ABN in Medical Billing: ABNs may be something you’ve heard about if you’re preparing to work in medical billing and coding. This article aims to explain what an ABN in Medical Billing is, what it means in medical billing, how it’s used, and what it includes.
What is an ABN in medical billing?
Advance Beneficiary Notices (ABNs) are issued by medical providers to Medicare beneficiaries so they know what services might not be covered. The Medicare program covers people 65 and older and certain younger people with disabilities. Approximately 25.4% of the United States adult population was enrolled in Medicare as of June 2023.
ABNs are governed by the Centers for Medicare and Medicaid Services (CMS). Medicare can only reimburse providers and suppliers for medically necessary procedures and equipment.
It’s used to let Medicare beneficiaries (the patients) know when Medicare will deny a claim when a patient requests or a provider recommends, a procedure that might be medically unnecessary. The patient has to pay the full cost of the care if Medicare denies the claim.
Role of ABN in Medical Billing
The ABN plays a big role in medical billing, so aspiring medical billers and coders should know what it is and how it works. In general, the ABN’s job is to make sure providers get paid for their services, even if they’re providing services for Medicare patients.
Health providers are typically paid by an insurance plan, like Medicare or private health insurance, and direct payments from patients. A physician’s office, surgery center, diagnostic center, or business that sells medical equipment must manage medical billing and coding accurately to get paid.
It’s important for medical billing specialists to know what Medicare considers non-coverage services. An ABN helps ensure that the patient will take responsibility if Medicare doesn’t pay.
Another important role of the ABN in medical billing is as a disclosure tool, making patients aware of the conditions to receive services under Original Medicare. Using an ABN that’s been properly filled out and signed by the patient, the healthcare provider explains to them the conditions that Medicare covers.
Medicare penalizes providers who routinely bill for medically unnecessary services, imposing stiff fines or even excluding them. As part of fraud and abuse compliance, ABSs can help, since they document the patient’s acknowledgment that medically unnecessary services may be provided – and the patient’s decision to have them done anyway – and help refute claims that were submitted with fraud.

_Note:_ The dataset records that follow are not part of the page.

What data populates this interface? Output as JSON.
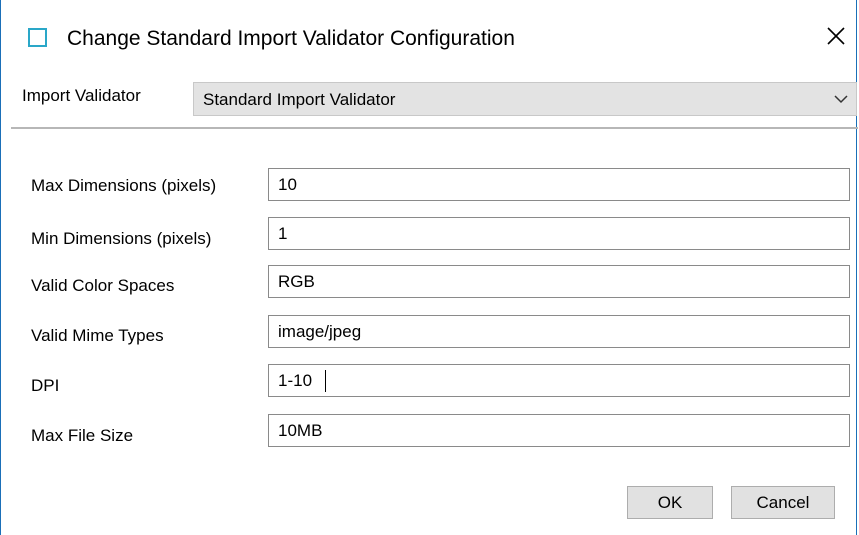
{
  "window": {
    "title": "Change Standard Import Validator Configuration",
    "icon": "window-square-icon",
    "close_icon": "close-icon"
  },
  "import_validator": {
    "label": "Import Validator",
    "selected": "Standard Import Validator",
    "chevron_icon": "chevron-down-icon"
  },
  "fields": [
    {
      "label": "Max Dimensions (pixels)",
      "value": "10"
    },
    {
      "label": "Min Dimensions (pixels)",
      "value": "1"
    },
    {
      "label": "Valid Color Spaces",
      "value": "RGB"
    },
    {
      "label": "Valid Mime Types",
      "value": "image/jpeg"
    },
    {
      "label": "DPI",
      "value": "1-10"
    },
    {
      "label": "Max File Size",
      "value": "10MB"
    }
  ],
  "buttons": {
    "ok": "OK",
    "cancel": "Cancel"
  },
  "colors": {
    "icon_accent": "#2aa7c8",
    "window_border": "#1a6fb8",
    "select_bg": "#e3e3e3",
    "button_bg": "#e1e1e1"
  }
}
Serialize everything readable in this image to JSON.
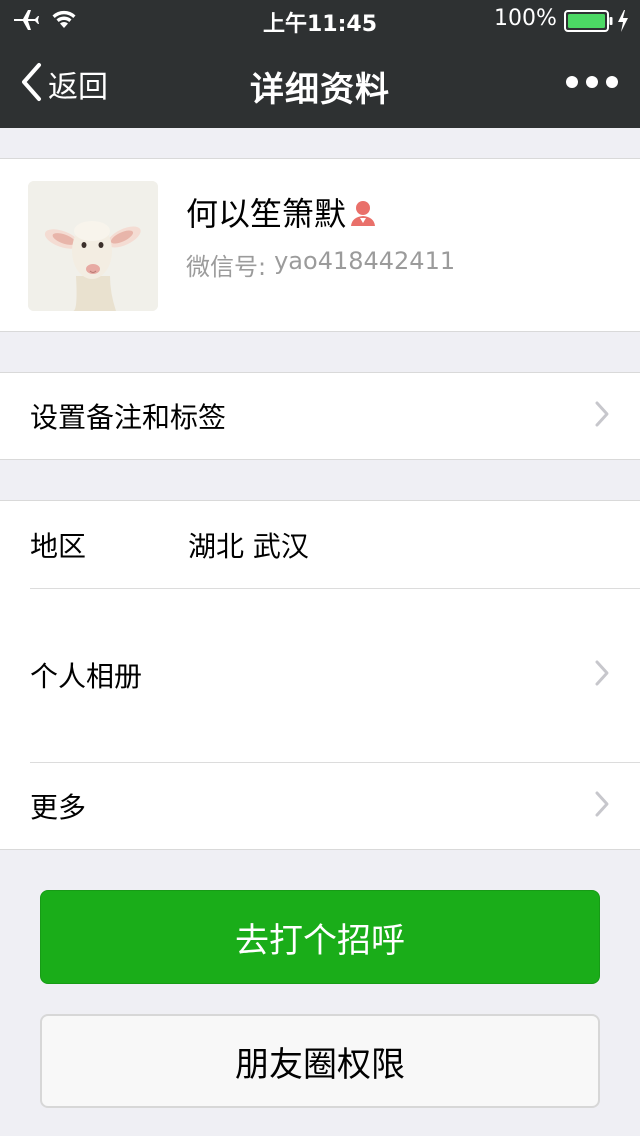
{
  "status_bar": {
    "time": "上午11:45",
    "battery_percent": "100%",
    "icons": [
      "airplane-icon",
      "wifi-icon",
      "battery-icon",
      "charging-bolt-icon"
    ]
  },
  "nav": {
    "back_label": "返回",
    "title": "详细资料",
    "more_icon": "more-dots-icon"
  },
  "profile": {
    "nickname": "何以笙箫默",
    "gender_icon": "female-icon",
    "wechat_id_label": "微信号:",
    "wechat_id": "yao418442411"
  },
  "remark": {
    "label": "设置备注和标签"
  },
  "details": {
    "region_label": "地区",
    "region_value": "湖北 武汉",
    "album_label": "个人相册",
    "more_label": "更多"
  },
  "buttons": {
    "greet": "去打个招呼",
    "moments_permission": "朋友圈权限"
  },
  "colors": {
    "nav_bg": "#2e3132",
    "page_bg": "#efeff4",
    "accent_green": "#1aad19",
    "gender_icon": "#e9706a"
  }
}
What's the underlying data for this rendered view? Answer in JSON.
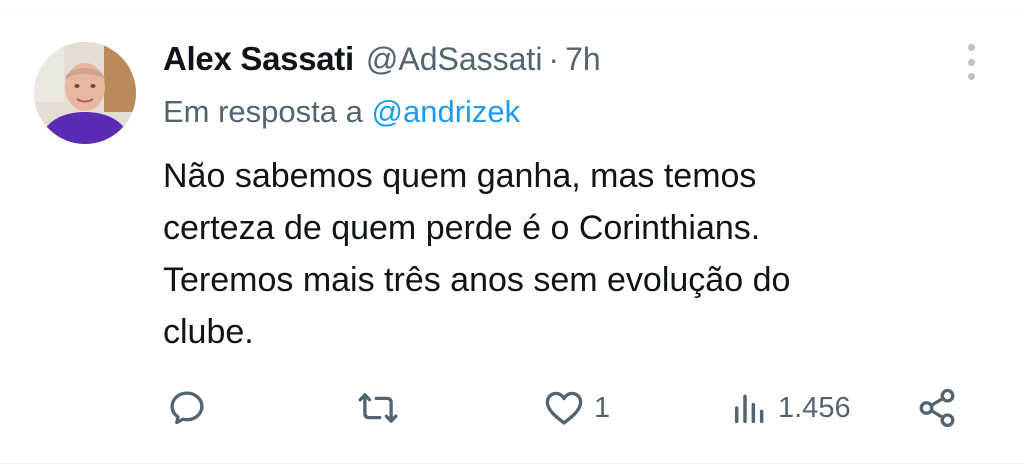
{
  "tweet": {
    "author_name": "Alex Sassati",
    "author_handle": "@AdSassati",
    "separator": "·",
    "time": "7h",
    "reply_prefix": "Em resposta a",
    "reply_to": "@andrizek",
    "text_lines": [
      "Não sabemos quem ganha, mas temos",
      "certeza de quem perde é o Corinthians.",
      "Teremos mais três anos sem evolução do",
      "clube."
    ]
  },
  "actions": {
    "reply": {
      "icon": "reply-icon"
    },
    "retweet": {
      "icon": "retweet-icon"
    },
    "like": {
      "icon": "heart-icon",
      "count": "1"
    },
    "views": {
      "icon": "views-icon",
      "count": "1.456"
    },
    "share": {
      "icon": "share-icon"
    }
  },
  "colors": {
    "text": "#0f1419",
    "secondary": "#536471",
    "link": "#1d9bf0",
    "border": "#eff3f4"
  }
}
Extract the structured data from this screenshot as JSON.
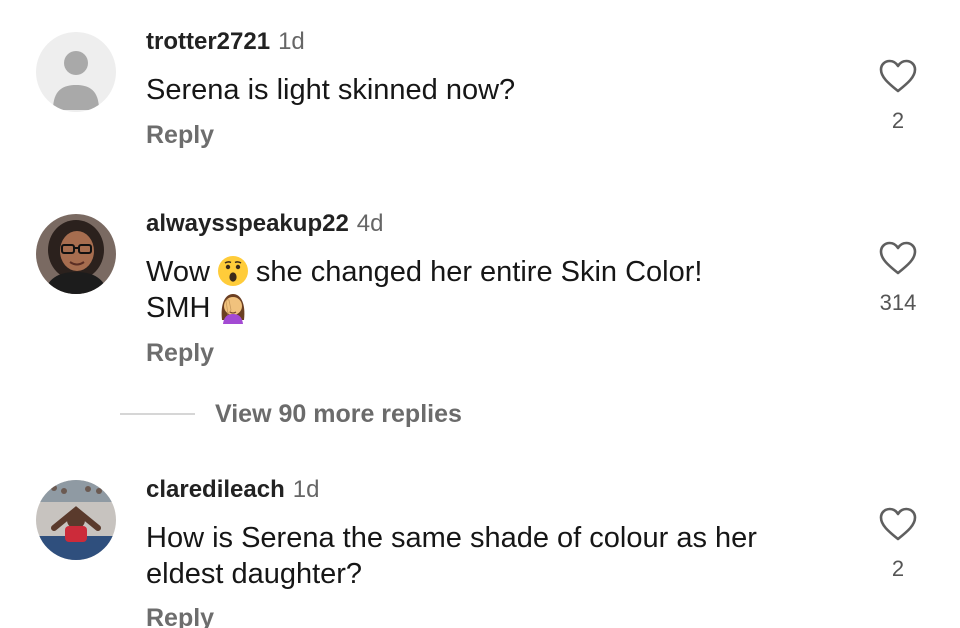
{
  "comments": [
    {
      "username": "trotter2721",
      "age": "1d",
      "text": "Serena is light skinned now?",
      "reply_label": "Reply",
      "like_count": "2",
      "avatar": "default-user-icon"
    },
    {
      "username": "alwaysspeakup22",
      "age": "4d",
      "text_before": "Wow",
      "text_after": "she changed her entire Skin Color!",
      "text_line2": "SMH",
      "emoji_1": "surprised-face-emoji",
      "emoji_2": "facepalm-woman-emoji",
      "reply_label": "Reply",
      "like_count": "314",
      "avatar": "woman-with-glasses-photo",
      "view_more_label": "View 90 more replies"
    },
    {
      "username": "claredileach",
      "age": "1d",
      "text": "How is Serena the same shade of colour as her eldest daughter?",
      "reply_label": "Reply",
      "like_count": "2",
      "avatar": "tennis-player-photo"
    }
  ],
  "icons": {
    "like": "heart-outline-icon"
  },
  "colors": {
    "username": "#222222",
    "secondary": "#6d6d6d",
    "background": "#ffffff"
  }
}
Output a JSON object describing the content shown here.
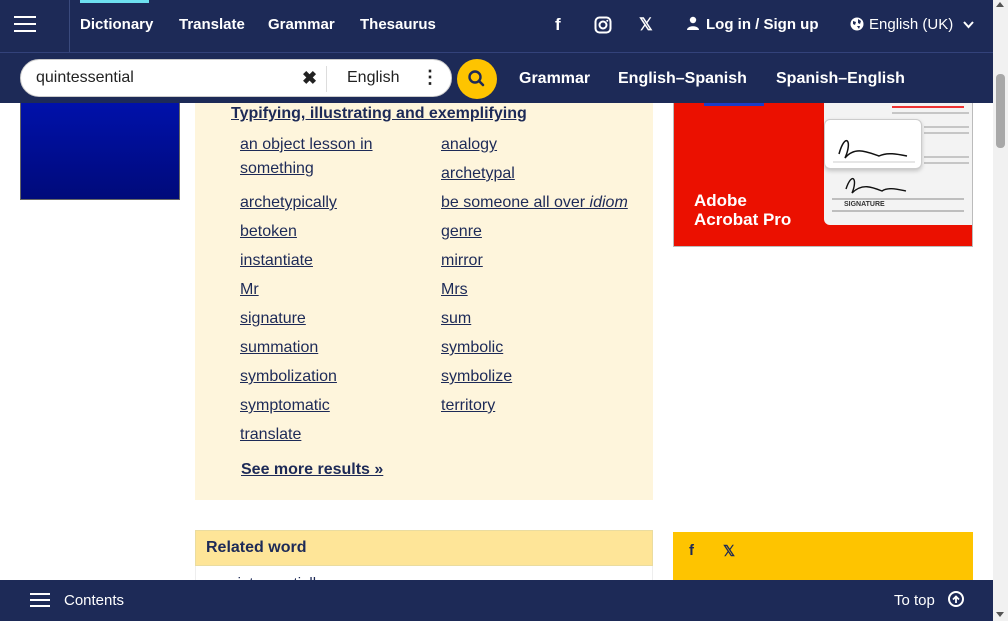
{
  "nav": {
    "links": [
      "Dictionary",
      "Translate",
      "Grammar",
      "Thesaurus"
    ],
    "social": [
      "facebook-icon",
      "instagram-icon",
      "x-icon"
    ],
    "login": "Log in / Sign up",
    "language": "English (UK)"
  },
  "search": {
    "value": "quintessential",
    "language": "English",
    "links": [
      "Grammar",
      "English–Spanish",
      "Spanish–English"
    ]
  },
  "panel": {
    "heading": "Typifying, illustrating and exemplifying",
    "left_words": [
      "an object lesson in something",
      "archetypically",
      "betoken",
      "instantiate",
      "Mr",
      "signature",
      "summation",
      "symbolization",
      "symptomatic",
      "translate"
    ],
    "right_words": [
      "analogy",
      "archetypal",
      "be someone all over",
      "genre",
      "mirror",
      "Mrs",
      "sum",
      "symbolic",
      "symbolize",
      "territory"
    ],
    "right_suffix": "idiom",
    "see_more": "See more results »"
  },
  "related": {
    "title": "Related word",
    "partial": "quintessentially"
  },
  "ad": {
    "brand_line1": "Adobe",
    "brand_line2": "Acrobat Pro",
    "sig_label": "SIGNATURE"
  },
  "bottom": {
    "contents": "Contents",
    "to_top": "To top"
  },
  "colors": {
    "navy": "#1d2a57",
    "yellow": "#fec400",
    "panel_bg": "#fef5dc",
    "related_bg": "#fee598",
    "adobe_red": "#eb1000"
  }
}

Can you give me some examples of medically unnecessary services Medicare may determine?
If the diagnosis code doesn’t meet Medicare’s definition of medical necessity, get a complete blood count (CBC).
Screening flexible sigmoidoscopy (to check the rectum and lower colon) every four years or if you’re under 50.
Test to check for prostate cancer more often than once a year or if you’re under 50.
What is Included in an ABN?
There are strict guidelines for what services you can get an ABN for, what information you have to include on it, and how it’s used. It’s why medical billing and coding professionals or those in healthcare practice management need to be vigilant about ABNs.
Unless Medicare’s policies are followed, even if a patient signs an ABN, they could be deemed not responsible for payment and the provider wouldn’t get reimbursed.
The ABN in Medical Billing form needs to include the following information:
Full name of patient
Provider’s name, address, and phone number
Medicare doesn’t cover this service or item
There are some extra rules about how ABNs in Medical Billing are given to patients. The form can be one page or less, and it can’t be issued under duress or in an emergency. An ABN in Medical Billing can’t be presented to someone in the emergency room or a hospital if they’re having a serious and immediate medical event.